The recent judgment of Bakenrug t/a Joostenberg Meat v CCMA has reemphasized the importance of the duty of good faith owed by employees to their employers and employees’ obligation to disclose outside activities which may pose a conflict of interest.
The Employee was employed as a sales representative by her Employer, which produced and sold a variety of meat products.
Without having disclosed this to her Employer, the Employee conducted her own side-line business which promoted dried meat products. When this came to light, the Employee was charged and dismissed for dishonesty.
The Employee lodged an unfair dismissal dispute with the Commission for Conciliation, Mediation and Arbitration (“the CCMA”). The CCMA found the Employee’s dismissal to be substantively fair on the premise that the Employee promoted meat products and should have disclosed and sought permission from her Employer, which could have decided whether there was a conflict of interest.

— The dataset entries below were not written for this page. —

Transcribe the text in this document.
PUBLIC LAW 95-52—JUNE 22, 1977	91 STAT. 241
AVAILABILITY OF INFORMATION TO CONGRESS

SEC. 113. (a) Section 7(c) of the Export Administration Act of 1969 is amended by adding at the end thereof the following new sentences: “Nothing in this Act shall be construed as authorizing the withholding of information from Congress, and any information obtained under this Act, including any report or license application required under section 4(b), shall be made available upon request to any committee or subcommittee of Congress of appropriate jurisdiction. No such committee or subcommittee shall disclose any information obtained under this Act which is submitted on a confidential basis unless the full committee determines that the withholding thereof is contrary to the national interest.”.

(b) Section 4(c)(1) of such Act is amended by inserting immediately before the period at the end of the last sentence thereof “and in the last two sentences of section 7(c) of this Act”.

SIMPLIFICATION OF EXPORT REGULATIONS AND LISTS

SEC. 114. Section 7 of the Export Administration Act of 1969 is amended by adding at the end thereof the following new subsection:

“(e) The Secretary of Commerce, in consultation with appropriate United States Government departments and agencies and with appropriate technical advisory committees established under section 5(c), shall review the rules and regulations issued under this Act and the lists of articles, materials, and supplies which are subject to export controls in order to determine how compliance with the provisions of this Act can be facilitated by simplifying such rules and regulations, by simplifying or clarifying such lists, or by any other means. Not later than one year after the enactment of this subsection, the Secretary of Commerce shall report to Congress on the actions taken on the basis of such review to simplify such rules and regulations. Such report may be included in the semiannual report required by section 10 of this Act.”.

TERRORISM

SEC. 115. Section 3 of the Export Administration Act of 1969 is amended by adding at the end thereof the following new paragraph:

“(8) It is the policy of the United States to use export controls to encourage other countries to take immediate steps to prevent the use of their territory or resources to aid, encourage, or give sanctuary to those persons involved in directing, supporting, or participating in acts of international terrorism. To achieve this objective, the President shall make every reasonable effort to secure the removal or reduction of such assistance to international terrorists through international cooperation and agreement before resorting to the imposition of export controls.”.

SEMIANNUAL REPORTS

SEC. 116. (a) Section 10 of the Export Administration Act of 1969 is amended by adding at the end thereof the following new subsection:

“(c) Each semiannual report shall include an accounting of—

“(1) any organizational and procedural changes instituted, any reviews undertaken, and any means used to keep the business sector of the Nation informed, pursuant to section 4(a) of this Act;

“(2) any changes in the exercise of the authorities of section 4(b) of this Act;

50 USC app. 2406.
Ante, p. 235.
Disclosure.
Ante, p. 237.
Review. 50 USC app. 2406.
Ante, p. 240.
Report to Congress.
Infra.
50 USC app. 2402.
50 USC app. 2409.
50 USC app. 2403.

The Employee launched a review application at the Labour Court. The Labour Court reviewed and set aside the CCMA’s award on the basis that the Employee conducted her business activities on the weekends and after hours, therefore there was no conflict of interest. The Employee had no duty to inform the Employer of any potential conflict of interest.

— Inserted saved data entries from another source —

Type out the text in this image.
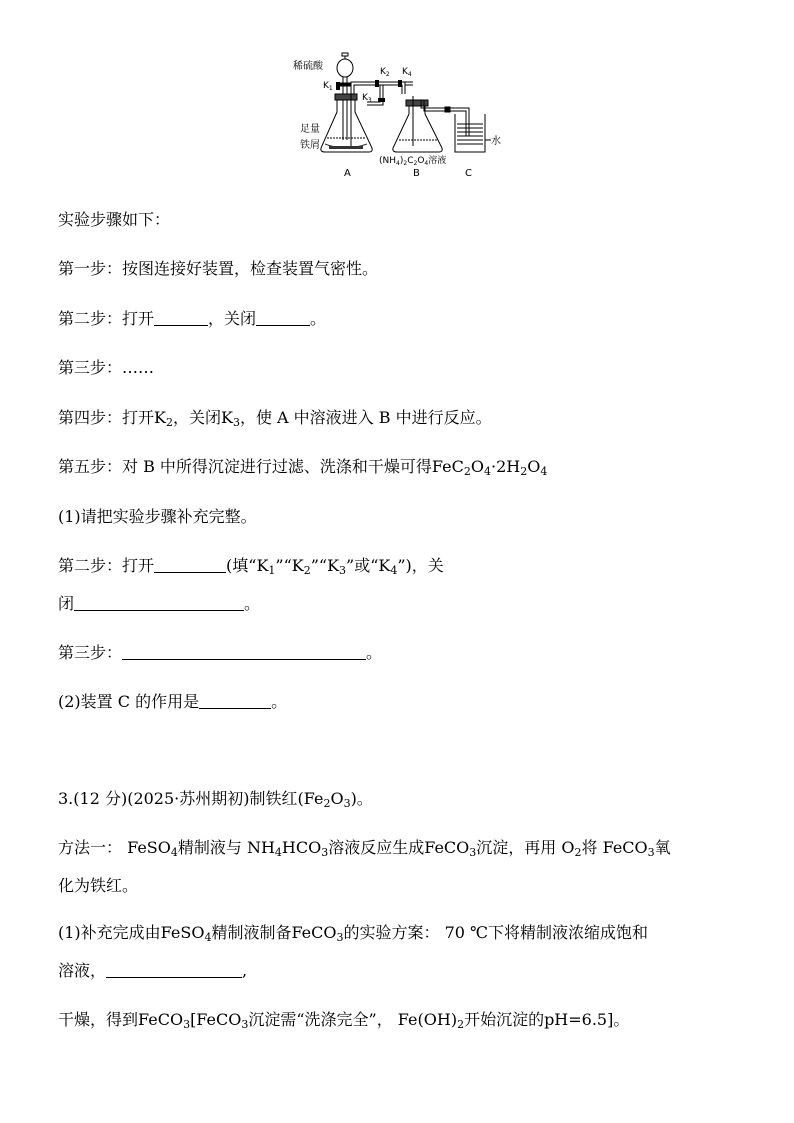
稀硫酸
$K_1$
$K_2$
$K_3$
$K_4$
足量
铁屑
$(NH_4)_2C_2O_4$溶液
水
A	B	C
实验步骤如下：
第一步：按图连接好装置，检查装置气密性。
第二步：打开	，关闭	。
第三步：……
第四步：打开$K_2$，关闭$K_3$，使 A 中溶液进入 B 中进行反应。
第五步：对 B 中所得沉淀进行过滤、洗涤和干燥可得$FeC_2O_4\cdot 2H_2O_4$
(1)请把实验步骤补充完整。
第二步：打开	(填“$K_1”“K_2”“K_3$”或“$K_4$”)，关
闭	。
第三步：	。
(2)装置 C 的作用是	。
3.(12 分)(2025·苏州期初)制铁红$(Fe_2O_3)$。
方法一： FeSO$_4$精制液与 $NH_4HCO_3$溶液反应生成FeCO$_3$沉淀，再用 $O_2$将 FeCO$_3$氧
化为铁红。
(1)补充完成由FeSO$_4$精制液制备FeCO$_3$的实验方案： 70 ℃下将精制液浓缩成饱和
溶液，	,
干燥，得到FeCO$_3$[FeCO$_3$沉淀需“洗涤完全”， $Fe(OH)_2$开始沉淀的pH=6.5]。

The Employer took the matter on appeal to the Labour Appeal Court (“the LAC”) and argued that the lack of transparency by the Employee was a violation of her fiduciary duties to the Employer and that the Employee’s side-line business was in the same market as her Employer. The LAC upheld the CCMA’s award and found that the Employee had acted dishonestly. .
Employees are obliged to inform their employers of any potential conflict of interest. The employer has the discretion to decide whether there is a conflict of interest. It is not for employees to make judgment calls on whether their actions may give rise to a conflict of interest and are thus reportable.